Br Mark-Mary doing one of his favorite things since childhood, playing basketball.
Although I was raised Catholic, it was in my freshman year of college that faith became the central part of my life. The big change came when I was talking to a girl who was a self-proclaimed atheist at a dorm party. I started defending the faith and the Word of God, and something clicked in me. The Lord gave me a gift of faith and understanding, and I knew that I really believed, and that this belief needed to affect every part of my life.

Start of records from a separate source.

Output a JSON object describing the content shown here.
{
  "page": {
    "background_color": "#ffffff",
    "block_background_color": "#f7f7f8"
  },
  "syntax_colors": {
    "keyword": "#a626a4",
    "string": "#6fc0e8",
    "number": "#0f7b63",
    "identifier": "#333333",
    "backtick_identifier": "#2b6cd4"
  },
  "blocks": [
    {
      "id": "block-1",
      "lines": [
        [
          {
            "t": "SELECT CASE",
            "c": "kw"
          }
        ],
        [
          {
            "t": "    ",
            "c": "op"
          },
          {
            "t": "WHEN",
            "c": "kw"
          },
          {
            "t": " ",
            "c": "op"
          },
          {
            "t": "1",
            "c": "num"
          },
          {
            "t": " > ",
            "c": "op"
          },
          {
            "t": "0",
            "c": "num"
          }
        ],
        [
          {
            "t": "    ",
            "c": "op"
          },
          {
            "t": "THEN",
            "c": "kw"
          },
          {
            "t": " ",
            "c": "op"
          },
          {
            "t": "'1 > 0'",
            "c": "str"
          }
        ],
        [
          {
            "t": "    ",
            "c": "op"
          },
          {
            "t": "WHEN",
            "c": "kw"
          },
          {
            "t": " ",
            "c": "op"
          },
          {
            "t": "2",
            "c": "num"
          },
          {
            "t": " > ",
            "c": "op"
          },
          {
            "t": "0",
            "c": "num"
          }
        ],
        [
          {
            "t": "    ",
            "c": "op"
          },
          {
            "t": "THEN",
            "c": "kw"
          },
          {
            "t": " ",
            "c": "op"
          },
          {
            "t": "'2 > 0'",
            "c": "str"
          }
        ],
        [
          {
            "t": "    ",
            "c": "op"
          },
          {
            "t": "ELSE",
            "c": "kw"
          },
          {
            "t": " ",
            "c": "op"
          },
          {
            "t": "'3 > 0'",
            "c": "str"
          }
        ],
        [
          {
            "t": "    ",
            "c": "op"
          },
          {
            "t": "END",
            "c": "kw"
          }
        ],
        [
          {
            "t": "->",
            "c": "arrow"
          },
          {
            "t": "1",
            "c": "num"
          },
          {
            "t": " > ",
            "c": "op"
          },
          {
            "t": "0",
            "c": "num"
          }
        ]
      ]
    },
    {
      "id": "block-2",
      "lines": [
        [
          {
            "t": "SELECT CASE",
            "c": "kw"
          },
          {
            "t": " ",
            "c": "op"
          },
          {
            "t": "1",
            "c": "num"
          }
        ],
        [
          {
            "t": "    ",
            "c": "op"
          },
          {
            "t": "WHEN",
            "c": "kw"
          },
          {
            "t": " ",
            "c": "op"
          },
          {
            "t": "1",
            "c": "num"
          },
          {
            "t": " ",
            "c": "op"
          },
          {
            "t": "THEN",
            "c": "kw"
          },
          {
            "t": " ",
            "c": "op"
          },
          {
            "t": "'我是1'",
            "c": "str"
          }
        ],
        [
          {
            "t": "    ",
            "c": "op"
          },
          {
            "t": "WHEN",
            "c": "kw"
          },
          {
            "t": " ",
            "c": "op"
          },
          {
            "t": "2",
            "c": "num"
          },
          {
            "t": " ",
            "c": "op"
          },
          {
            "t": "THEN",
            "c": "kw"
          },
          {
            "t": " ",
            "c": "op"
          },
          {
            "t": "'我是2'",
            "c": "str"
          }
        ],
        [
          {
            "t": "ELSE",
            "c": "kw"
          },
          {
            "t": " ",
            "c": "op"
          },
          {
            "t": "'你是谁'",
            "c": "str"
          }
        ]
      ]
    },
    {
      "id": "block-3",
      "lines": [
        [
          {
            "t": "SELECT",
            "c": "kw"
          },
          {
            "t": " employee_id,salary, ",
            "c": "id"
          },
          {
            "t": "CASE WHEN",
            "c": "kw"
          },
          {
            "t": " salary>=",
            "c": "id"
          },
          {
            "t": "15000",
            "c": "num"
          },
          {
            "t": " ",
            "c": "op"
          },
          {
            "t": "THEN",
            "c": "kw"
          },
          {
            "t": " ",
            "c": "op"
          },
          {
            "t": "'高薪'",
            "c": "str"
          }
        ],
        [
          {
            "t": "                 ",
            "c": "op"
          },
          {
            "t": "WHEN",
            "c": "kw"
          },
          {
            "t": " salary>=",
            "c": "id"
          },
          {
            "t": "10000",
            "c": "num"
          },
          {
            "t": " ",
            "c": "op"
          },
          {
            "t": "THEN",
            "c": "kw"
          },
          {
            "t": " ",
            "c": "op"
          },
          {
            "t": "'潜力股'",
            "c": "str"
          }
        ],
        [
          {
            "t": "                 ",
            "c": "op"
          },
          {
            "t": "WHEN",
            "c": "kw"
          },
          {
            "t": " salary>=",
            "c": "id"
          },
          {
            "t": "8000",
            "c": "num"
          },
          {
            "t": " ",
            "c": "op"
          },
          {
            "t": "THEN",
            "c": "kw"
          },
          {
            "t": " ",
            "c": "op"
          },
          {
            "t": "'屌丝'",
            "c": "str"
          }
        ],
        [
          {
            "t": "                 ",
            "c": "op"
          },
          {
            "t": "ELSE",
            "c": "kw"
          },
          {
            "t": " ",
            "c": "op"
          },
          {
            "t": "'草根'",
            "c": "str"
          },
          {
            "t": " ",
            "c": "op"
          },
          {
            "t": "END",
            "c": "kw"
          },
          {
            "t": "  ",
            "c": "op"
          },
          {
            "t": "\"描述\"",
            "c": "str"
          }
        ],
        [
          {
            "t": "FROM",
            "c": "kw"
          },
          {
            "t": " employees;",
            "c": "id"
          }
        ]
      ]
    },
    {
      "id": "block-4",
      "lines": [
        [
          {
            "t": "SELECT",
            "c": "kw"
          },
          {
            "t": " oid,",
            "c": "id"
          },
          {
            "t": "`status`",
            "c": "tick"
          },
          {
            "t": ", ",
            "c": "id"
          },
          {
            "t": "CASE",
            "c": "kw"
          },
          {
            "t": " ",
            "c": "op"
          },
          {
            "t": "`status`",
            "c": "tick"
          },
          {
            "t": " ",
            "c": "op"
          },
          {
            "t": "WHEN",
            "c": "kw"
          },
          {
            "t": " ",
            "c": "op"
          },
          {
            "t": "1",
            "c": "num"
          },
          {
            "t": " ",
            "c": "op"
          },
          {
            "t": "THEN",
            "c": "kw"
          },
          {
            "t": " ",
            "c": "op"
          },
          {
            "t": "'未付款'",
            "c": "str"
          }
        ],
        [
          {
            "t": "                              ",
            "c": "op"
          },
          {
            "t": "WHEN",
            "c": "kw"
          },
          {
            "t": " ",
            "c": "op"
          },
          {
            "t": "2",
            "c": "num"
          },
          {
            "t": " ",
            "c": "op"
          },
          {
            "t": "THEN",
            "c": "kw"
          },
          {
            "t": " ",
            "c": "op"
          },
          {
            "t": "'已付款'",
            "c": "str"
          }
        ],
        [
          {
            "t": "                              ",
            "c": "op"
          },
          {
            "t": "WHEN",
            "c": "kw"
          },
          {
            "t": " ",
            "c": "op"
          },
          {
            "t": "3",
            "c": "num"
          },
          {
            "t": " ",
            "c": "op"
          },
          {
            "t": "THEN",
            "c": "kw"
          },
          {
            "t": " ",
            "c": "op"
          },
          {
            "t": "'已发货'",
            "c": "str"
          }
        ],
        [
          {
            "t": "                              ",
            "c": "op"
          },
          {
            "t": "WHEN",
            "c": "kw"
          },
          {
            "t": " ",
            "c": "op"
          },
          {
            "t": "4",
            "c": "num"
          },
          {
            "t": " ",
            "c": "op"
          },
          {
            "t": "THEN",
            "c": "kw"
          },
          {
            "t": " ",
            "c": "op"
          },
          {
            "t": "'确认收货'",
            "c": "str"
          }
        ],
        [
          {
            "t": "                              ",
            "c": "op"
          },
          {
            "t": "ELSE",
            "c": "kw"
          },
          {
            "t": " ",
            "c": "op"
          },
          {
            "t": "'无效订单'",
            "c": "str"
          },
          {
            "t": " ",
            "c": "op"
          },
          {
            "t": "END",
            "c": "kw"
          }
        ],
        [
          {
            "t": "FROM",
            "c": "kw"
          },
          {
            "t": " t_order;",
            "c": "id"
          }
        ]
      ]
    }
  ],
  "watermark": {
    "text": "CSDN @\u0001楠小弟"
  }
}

I started praying more, reading the Bible, going to Mass even during the week, and going to confession. One day when I was helping with a youth retreat, a speaker mentioned Mother Teresa. As I listened, I just knew that what Mother was doing was exactly what I was made for. I wanted, no, I needed, to give my life in a radical way to the poorest of the poor. I wanted to be a missionary.
Then, as I learned more about the faith, I began feeling the desire to be a priest. I was looking for a place where I could serve the poor full-time and also be a priest, celebrating the Mass and hearing confessions. One night while having a late night snack at In-N-Out Burger, one of the guys I was with mentioned this group of Franciscans who were “hardcore.” They had beards, slept on the floor, and worked with the poor. It piqued my interest. I went home, did a web search, found the friars’ website, and read what they were about. It was everything I was looking for.
Between my sophomore and junior year in college, I went to South Africa for a year, where a friend and I taught at a Zulu High School. It was wild. I had a class of 75 8th graders, who were from 13 to 22 years old. I was the math teacher, but we only had 15 math books. It was a profound experience of what poverty looks like and the way it affects those who live in it.
When I came back to the US, I finished up my degree at the Franciscan University of Steubenville and then moved to New York to join the friars in 2009. As a friar, I’ve lived in Harlem, Newark, NJ, the Bronx, Honduras (2 years), and Yonkers. May 22, 2016 I was ordained a deacon, and God willing I’ll be ordained a priest sometime in 2017.
What is life as a friar like?
It’s a great life. I love the prayer, I love the brotherhood, I love the chance to serve my brothers and sisters in need. It’s a life filled with love, sacrifice, purpose, and joy. What more could a person ask for? For me, it’s the best. I’m happy. I’m fulfilled. I’m doing something worth doing and daily learning what it means, what it really means, to be a son of God, who is the best of Fathers.